Throughout the Sandpiper, rough-hewn mosaic tiles line the bar, shaped into craggy butterflies and flourished swirls. In the bar’s far left corner, a (slightly crooked) black-and-white design spells out the name “Lisa” in hunks of tile. Curious about it one afternoon, I bellowed out to Benny.

“Who’s Lisa?”

The entire bar screeched to a halt, their eyes widening. The bartender stopped singing Jill Scott with a gulp, pressed her finger to her lip and hurried over to hush me up.

“Oh girl, Lisa is Benny’s ex-fiancée,” she whispered, leaning in close. “They were together forever then they broke it off. He just didn’t feel like changing it, I guess.”

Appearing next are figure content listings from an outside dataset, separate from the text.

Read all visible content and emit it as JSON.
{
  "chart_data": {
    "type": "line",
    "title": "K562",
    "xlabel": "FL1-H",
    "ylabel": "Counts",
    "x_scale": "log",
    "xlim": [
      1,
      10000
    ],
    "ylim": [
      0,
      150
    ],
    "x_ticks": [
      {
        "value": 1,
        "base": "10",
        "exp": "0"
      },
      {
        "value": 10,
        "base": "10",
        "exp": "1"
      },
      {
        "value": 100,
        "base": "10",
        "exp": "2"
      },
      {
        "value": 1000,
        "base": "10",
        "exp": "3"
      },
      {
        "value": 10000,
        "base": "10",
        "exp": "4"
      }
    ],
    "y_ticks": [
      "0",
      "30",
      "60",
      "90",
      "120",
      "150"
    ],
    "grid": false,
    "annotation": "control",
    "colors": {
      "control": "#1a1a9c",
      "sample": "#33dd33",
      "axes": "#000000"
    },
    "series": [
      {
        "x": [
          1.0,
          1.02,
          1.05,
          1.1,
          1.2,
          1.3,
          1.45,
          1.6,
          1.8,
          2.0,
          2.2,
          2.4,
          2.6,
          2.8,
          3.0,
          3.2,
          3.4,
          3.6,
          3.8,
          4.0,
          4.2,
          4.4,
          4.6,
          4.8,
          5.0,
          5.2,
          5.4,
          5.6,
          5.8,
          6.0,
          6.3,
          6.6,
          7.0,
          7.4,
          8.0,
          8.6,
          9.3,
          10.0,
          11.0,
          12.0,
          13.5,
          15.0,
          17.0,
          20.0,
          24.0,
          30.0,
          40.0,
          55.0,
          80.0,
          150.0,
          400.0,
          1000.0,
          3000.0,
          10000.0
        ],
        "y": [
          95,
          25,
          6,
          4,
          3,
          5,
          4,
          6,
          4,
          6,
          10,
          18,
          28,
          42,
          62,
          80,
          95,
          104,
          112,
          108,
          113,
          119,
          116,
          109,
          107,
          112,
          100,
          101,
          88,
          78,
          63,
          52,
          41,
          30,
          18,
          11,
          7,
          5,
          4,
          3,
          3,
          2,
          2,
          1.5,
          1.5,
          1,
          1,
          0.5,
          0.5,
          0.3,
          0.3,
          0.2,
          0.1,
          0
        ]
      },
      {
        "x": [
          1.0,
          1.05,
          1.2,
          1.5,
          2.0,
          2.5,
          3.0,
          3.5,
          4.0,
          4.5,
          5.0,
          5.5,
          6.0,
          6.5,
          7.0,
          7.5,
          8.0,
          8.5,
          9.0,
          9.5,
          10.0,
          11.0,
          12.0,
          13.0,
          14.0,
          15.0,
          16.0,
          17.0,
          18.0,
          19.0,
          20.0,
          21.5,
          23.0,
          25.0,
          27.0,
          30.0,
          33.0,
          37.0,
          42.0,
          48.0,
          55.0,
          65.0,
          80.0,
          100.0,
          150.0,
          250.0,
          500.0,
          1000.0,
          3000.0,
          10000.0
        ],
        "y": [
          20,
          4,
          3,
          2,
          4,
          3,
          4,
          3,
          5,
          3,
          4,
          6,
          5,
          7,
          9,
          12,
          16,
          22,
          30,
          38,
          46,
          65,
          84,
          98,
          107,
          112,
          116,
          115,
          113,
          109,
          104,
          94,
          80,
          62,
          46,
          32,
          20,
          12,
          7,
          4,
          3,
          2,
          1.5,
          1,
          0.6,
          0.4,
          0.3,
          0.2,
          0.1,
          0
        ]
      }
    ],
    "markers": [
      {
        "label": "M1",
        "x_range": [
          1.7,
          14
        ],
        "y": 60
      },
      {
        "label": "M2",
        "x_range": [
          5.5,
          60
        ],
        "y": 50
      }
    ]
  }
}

The Sandpiper Lounge's Benny Simmons
Bryan Tarnowski

Change doesn't come easily for the people who love set ups and the bars that continue to sling them, holding on to a practice that makes little fiscal sense because it’s so deeply important to the community. The set up is rooted in both New Orleans’ social fiber and drinking culture, serving as a way to make long afternoon talks extend into the sunset hours—as long as there’s something left in the bottle.

“We tried to get people to maybe do a set up with some fresh herbs or something where they muddle their own, but that’s just not how folks roll,” said Tome.

Perfect in its simplicity, the set up doesn’t need any gussying up. I’ll continue to happily laze away a Sunday afternoon with a set-up—my trifecta of mixer, liquor and ice spread out on the bar—cutting up, playing darts and holding on to a New Orleans tradition just a little bit longer.